Dry Ground Burning | BERLINALE 2022

Credit: Cinco da Norte

Ben Flanagan

Dry Ground Burning (Mato seco em chamas) is, among the critics I spoke with, the consensus pick for best film at the festival. The public audience with whom I saw the film would probably disagree, as there were at least a dozen walkouts. But fortunately there isn’t an audience prize at Berlinale. Their dispute won’t have been because of extreme gore or sexuality, but perhaps because of its lack. In Dry Ground Burning, emptiness is a virtue.

Consider its premise: fresh from jail, Léa (Léa Alves) joins forces with her half-sister Chitara (Joana Darc Furtado), who sells gasoline from a makeshift oil refinery in Sol Nascente, on the outskirts of Brasília. While their all-female team sling to bike gangs, an armoured police car circulates the favela in search of scalps. Along the way, the ladies run a political campaign in protest of Bolsonaro, and attempt to reclaim their community from authoritarian patriarchy and globalisation. All in a day’s work for these steely, magnanimous women. One can’t read the minds of the audience at Akademie Der Kunste last night, but hearing this Russ Meyer premise, they would be forgiven for expecting Bacurau 2

The film is a writer/director collaboration between Adirley Queirós and Joana Pimenta, who also acts as cinematographer (she shot his earlier Once There Was Brasilia in 2017). It is quite elegantly constructed. Its genre signifiers are a way to hold the audience down, but Dry Ground Burning has more in common with documentary. So between the gun toting scenes, we travel around the region: party and barbeque, and, in the most apocalyptic scene, a Bolsonaro rally where the volume is turned all the way up. 

The characters of Léa and Chitara, too, are fictional extensions of their actors’ lives. When it holds on faces as they tell stories, the film is enrapturing. Léa and Chitara both have a way with words that transports us into their recollections, both painful and funny. Léa’s stories from the pen are mostly wistful recollections of the three girlfriends in her cell. Chitara, the heart of the film, speaks mostly of family or business. But words can be few and far between. Really, Dry Ground Burning relies on sheer visual language to inject the audience with Sol Nascente, and the hunt for economic and spiritual agency. 

One scene abruptly begins on a bus, where a party is taking place: women twerk, a rapper MC’s, and Léa soaks it all in. Then, a cut to a prison bus. Léa was dreaming all along. From that, cut to Léa back at home. Queirós/Pimenta took us into layers of memory in the way it really happens. The long close-up shots invite comparison to Pedro Costa, though when the characters here are dromospherically angled in the corner of the room one goes back to Costa’s beloved Straub-Huillet. They are cut from the same cloth. 

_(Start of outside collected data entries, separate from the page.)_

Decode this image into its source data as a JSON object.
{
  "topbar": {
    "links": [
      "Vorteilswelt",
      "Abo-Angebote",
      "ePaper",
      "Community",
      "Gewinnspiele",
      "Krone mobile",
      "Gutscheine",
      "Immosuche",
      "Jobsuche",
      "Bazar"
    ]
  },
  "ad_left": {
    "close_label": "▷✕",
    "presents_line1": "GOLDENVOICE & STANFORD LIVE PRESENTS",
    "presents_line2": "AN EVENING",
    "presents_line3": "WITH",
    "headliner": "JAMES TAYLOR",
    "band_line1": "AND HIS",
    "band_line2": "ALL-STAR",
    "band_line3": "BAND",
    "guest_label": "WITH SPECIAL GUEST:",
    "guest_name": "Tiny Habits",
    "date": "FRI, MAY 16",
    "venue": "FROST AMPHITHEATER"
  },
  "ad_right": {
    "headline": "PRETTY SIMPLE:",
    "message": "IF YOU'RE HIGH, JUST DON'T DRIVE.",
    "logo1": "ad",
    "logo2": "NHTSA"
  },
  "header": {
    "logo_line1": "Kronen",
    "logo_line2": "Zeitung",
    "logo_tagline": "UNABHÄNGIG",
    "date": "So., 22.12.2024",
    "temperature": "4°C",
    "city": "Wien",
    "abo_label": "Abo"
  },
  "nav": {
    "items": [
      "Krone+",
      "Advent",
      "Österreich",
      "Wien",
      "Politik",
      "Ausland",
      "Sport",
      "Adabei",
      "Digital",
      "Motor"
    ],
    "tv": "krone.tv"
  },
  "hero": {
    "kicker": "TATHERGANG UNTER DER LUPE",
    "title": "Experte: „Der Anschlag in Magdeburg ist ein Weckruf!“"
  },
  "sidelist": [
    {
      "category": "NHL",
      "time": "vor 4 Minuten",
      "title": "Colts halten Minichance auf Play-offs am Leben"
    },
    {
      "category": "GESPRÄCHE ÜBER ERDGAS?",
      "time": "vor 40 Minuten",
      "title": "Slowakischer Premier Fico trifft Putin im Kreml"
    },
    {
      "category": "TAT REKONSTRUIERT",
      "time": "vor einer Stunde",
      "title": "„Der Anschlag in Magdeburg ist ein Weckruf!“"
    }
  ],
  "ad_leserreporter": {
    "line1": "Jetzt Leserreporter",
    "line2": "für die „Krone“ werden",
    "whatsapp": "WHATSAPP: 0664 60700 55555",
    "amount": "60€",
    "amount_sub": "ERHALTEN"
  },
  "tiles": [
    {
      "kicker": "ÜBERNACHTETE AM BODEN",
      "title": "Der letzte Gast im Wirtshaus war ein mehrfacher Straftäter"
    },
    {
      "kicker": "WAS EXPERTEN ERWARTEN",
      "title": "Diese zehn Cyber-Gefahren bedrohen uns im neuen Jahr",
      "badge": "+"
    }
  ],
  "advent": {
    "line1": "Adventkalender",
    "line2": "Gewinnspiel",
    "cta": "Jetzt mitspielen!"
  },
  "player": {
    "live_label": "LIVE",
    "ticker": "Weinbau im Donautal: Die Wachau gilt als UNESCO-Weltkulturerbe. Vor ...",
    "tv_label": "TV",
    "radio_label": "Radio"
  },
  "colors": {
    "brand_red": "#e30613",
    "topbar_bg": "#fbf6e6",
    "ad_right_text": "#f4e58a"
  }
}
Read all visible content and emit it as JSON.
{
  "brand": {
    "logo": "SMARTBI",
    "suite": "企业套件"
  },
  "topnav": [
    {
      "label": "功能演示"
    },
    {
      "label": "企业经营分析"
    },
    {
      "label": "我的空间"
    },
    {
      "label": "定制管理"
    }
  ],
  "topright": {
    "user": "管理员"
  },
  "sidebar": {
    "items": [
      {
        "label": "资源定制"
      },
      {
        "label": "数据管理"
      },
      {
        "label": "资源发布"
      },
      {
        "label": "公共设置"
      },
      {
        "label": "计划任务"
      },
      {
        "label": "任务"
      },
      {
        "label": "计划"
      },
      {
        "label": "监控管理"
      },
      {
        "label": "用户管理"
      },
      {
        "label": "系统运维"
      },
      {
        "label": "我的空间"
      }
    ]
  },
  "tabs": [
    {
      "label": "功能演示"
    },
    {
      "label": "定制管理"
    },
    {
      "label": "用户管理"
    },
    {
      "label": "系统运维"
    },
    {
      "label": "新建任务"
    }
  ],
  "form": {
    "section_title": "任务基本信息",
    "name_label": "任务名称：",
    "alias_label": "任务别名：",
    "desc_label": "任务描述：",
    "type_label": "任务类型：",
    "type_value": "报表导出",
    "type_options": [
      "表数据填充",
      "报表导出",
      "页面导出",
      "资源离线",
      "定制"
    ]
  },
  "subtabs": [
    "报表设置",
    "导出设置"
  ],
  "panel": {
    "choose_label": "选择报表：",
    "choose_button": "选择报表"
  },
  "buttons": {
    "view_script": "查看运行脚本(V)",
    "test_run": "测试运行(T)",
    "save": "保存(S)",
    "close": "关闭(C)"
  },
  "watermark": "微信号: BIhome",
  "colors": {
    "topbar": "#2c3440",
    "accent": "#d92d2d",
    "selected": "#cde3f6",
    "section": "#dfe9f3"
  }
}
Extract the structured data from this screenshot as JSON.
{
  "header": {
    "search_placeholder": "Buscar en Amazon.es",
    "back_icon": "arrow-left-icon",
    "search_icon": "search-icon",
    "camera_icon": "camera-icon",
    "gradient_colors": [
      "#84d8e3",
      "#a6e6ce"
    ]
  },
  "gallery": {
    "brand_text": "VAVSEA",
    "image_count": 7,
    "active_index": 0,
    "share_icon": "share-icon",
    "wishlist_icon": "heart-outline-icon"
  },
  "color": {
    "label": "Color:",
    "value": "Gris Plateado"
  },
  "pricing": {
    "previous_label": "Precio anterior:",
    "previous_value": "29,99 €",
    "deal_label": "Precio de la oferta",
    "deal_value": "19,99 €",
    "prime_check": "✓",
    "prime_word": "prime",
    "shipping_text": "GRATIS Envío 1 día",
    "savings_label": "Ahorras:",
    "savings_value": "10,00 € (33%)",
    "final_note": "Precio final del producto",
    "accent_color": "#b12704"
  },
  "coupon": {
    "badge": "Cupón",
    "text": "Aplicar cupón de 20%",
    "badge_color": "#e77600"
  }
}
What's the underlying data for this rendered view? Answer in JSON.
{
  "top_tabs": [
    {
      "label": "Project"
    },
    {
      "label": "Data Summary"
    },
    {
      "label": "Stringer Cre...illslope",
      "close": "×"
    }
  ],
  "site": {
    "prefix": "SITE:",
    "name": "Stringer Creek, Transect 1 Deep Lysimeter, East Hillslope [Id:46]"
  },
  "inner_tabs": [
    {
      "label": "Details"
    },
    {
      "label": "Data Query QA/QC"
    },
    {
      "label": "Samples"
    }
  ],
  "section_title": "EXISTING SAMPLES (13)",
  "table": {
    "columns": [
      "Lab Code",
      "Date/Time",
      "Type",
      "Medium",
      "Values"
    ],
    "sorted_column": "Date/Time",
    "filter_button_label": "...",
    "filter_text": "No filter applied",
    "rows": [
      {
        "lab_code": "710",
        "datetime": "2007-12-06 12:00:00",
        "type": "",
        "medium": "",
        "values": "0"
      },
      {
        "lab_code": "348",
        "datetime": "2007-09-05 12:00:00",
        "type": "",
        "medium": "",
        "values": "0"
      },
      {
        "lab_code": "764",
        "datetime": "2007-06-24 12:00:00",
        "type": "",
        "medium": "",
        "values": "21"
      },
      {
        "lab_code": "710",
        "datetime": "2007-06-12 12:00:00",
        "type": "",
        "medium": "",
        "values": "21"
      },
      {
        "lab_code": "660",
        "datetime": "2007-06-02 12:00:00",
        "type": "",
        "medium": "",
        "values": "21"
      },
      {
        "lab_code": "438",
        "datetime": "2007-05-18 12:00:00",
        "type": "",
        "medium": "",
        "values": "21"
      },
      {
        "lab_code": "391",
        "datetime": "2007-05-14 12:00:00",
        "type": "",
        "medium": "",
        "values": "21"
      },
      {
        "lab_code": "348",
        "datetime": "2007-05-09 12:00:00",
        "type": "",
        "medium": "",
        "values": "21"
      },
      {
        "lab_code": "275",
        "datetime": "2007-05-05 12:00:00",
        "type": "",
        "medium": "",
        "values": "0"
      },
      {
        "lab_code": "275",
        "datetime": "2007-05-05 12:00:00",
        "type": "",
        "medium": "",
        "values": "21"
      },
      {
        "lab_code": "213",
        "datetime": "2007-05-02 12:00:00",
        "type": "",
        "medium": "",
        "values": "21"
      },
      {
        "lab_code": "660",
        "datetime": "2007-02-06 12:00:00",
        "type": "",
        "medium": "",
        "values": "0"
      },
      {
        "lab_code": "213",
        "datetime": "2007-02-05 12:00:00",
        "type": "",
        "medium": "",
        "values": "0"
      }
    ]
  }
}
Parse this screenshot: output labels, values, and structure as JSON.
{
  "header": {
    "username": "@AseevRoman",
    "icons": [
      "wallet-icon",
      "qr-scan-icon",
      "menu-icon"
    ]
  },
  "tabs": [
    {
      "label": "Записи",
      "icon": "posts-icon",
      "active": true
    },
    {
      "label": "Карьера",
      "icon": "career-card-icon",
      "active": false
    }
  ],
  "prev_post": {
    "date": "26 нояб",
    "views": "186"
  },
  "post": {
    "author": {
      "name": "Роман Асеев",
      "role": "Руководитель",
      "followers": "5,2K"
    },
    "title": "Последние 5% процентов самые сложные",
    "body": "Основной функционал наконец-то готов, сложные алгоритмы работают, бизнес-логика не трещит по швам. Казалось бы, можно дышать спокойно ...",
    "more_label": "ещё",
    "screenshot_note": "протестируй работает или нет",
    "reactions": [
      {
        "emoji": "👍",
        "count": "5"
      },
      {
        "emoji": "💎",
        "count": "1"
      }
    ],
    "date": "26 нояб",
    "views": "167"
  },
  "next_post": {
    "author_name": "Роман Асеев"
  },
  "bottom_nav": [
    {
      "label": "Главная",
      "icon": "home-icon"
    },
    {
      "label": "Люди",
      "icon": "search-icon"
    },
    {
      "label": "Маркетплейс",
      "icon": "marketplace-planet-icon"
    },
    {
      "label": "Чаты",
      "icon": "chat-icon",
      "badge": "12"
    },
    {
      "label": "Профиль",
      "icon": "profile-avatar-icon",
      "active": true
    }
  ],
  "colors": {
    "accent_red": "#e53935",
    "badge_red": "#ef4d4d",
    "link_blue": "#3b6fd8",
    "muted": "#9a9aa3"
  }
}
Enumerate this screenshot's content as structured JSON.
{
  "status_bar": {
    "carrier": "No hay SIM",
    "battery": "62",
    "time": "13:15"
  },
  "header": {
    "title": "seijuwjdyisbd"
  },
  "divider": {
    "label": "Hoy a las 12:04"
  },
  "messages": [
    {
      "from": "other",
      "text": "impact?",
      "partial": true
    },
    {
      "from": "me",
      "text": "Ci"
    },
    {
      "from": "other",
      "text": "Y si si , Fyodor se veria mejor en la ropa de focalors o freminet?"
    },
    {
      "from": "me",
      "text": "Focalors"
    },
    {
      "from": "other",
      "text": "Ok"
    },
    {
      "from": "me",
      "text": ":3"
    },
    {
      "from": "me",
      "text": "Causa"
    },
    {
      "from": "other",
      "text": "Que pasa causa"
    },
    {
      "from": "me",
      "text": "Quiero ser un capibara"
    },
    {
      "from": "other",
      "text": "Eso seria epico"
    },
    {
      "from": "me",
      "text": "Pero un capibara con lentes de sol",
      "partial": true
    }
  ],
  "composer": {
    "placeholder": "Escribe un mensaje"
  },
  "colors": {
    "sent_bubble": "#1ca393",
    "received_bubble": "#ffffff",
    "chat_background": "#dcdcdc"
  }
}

None of this is subtle. When the action starts, characters fire guns off screen at unseen adversaries, quite like how Feuillade or Lang would stage such scenes. At one point, a stallion trots past a burning billboard with the faces of our heroes. Zack Snyder used the same metaphor for his Wonder Woman – grow up dudes! These shorthands, which Queirós/Pimenta reach to over and over, have a rhapsodic, cumulative effect which is quite powerful. In the final moments, one wonders why the film isn’t ending. A perfect final shot is followed by another perfect final shot. Does that mean each shot is perfect, or that Quieros doesn’t know how to wrap things up? Frustrating as this can be in the moment, the abundance is this film’s life blood. 

The tendency towards docu-fiction hybrids in contemporary cinema might be reaching an endpoint. From Costa to Kiarostami, to Robert Greene, to a dozen other names that I won’t bore you by listing, the festival market thrives on this kind of cinema. The reasons are self-evident: these are reflexive films about themselves and their making, which comforts audiences and critics who lack the cultural context to read these films as anything but a movie. They diversify fiction-heavy festival strands, but by leaning into the frame of a traditional narrative film, they don’t alienate audiences. If something like Chloé Zhao’s Nomadland was the pinnacle of this trend, then Dry Ground Burning is at least so outlandish in its winks towards science fiction, gangster movies, and worldstar culture, that it lifts the project into a poetry that almost escapes the new convention of the festival film.